[ORGANIC ELECTRO] When we last checked in with Portland
duo Deelay Ceelay, Chris Lael Larson and Delaney Kelly had placed third
in WW’s 2010 Best New Band poll and hit the road on a national tour with Starfucker. Shortly afterward, Deelay Ceelay disappeared.
“During that 10
months it was hard to turn down good shows,” Larson says. “And part of
me thought, ‘How many will we turn down before people stop asking?’
Whether we verbalized it or not, it was a concern: Is 10 months enough
time for a local band to be forgotten?” It’s a reasonable question:
Portland music moves fast, and the two-drummer electro outfit—with only a
four-song EP to its name until this week’s release of debut full-length Sunset Drumsets—moves awfully slowly.
There are a host of
reasons for the band’s molasses-style release schedule (day jobs, studio
indecision, life), but the real culprit is that Deelay Ceelay isn’t a
band at all. In concert, it’s a very sophisticated A/V experiment, and
Larson’s elaborate video projections—with their hand-shot, acid-trip
fractal explosions, organic patterns and DayGlo dancers—take time to
produce. “I used to spend up to three months on them,” says Larson, who
is responsible for those video duties. He has since learned to expedite
the process by removing narrative from the videos and enlisting the help
of local dancers. Still, it’s a process: “It changes every time. The
same way I wouldn’t want us to write the same song twice, I try not to
recycle any visual devices, which is hard.”

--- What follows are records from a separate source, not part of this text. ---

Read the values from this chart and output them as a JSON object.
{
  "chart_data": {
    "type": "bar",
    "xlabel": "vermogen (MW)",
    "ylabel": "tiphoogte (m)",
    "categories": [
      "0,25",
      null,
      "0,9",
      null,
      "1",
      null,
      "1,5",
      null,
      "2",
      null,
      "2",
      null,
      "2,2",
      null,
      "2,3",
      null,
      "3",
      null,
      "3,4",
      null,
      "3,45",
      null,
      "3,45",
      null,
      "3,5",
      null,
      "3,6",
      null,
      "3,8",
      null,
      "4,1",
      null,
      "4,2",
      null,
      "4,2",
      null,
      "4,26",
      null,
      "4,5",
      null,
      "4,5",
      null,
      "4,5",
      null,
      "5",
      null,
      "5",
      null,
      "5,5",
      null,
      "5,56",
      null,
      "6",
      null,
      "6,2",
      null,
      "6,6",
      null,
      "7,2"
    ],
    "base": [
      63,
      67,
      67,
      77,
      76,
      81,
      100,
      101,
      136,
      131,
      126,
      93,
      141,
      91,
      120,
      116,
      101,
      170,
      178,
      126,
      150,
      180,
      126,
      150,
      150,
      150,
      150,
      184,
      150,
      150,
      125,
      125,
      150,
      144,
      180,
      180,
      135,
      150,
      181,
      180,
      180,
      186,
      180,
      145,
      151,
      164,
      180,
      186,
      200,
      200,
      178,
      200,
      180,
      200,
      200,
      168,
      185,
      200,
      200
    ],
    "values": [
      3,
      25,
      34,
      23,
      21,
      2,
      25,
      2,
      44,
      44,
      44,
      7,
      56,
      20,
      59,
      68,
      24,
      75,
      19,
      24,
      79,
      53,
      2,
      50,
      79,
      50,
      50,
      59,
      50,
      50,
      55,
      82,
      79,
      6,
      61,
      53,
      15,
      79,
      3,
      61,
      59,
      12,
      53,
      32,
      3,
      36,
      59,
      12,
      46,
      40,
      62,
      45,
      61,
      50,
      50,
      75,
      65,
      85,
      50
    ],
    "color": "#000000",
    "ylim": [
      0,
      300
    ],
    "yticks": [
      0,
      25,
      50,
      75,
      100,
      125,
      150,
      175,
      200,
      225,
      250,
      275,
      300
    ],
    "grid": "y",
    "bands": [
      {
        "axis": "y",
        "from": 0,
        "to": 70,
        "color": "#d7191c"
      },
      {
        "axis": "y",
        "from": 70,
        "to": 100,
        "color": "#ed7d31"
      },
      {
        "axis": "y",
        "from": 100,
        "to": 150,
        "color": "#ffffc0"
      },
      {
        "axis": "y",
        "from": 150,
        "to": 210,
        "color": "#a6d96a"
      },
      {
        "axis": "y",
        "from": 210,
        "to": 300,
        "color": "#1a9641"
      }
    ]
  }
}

After seeing the inspiring, energetic live show, any Deelay Ceelay recording feels a touch incomplete. But Sunset Drumsets,
like its title, is an effort strong and cinematic enough to stand on
its own. Songs like the punchy, robotic “Little Whispers” and the
squealing “Slow Rain”—both uplifting and elastic tunes that add a hint
of post-rock drama to Starfucker-style live electronica—seem to contain
wordless narrative arcs all their own. The album is a moody, complete
work from a wholly DIY band still seeking its comfort level with
collaborators and deciding where to go from here (it enlisted mastering
help from busy Portlander Jeff Stuart Saltzman, which contributed to the
band’s long hiatus).
The arc of many
recent Portland electronic projects—from Guidance Counselor to YACHT—has
been their steady expansion from minimalist laptop projects to full-on
bands, and that’s something Deelay Ceelay hasn’t ruled out. “I’m
certainly open to it, but we can barely get the two of us organized to
practice,” says Larson. “And I am also tied up in the symmetry we have
onstage—if we get one bass player, we kind of have to get two bass
players. Which is completely absurd.”
If it isn’t broke,
Deelay Ceelay probably shouldn’t fix its approach to live music. While
some showgoers are uncomfortable with the majority of the duo’s sound
coming from pre-recorded tracks, the simplicity of the arrangement and
constant onstage movement are still what makes the band tick. Besides,
we wouldn’t want to lose Deelay Ceelay again. “The last few months have
been excruciating,” Larson says, adding that the band ignored label
interest in order to get its new album out as quickly as possible. “In
order to be a living, evolving thing, we have to be playing.” CASEY
JARMAN.
SEE IT: Deelay Ceelay plays Saturday, Aug. 6, at Doug Fir. 9 pm. $5, includes a copy of the new album. 21+.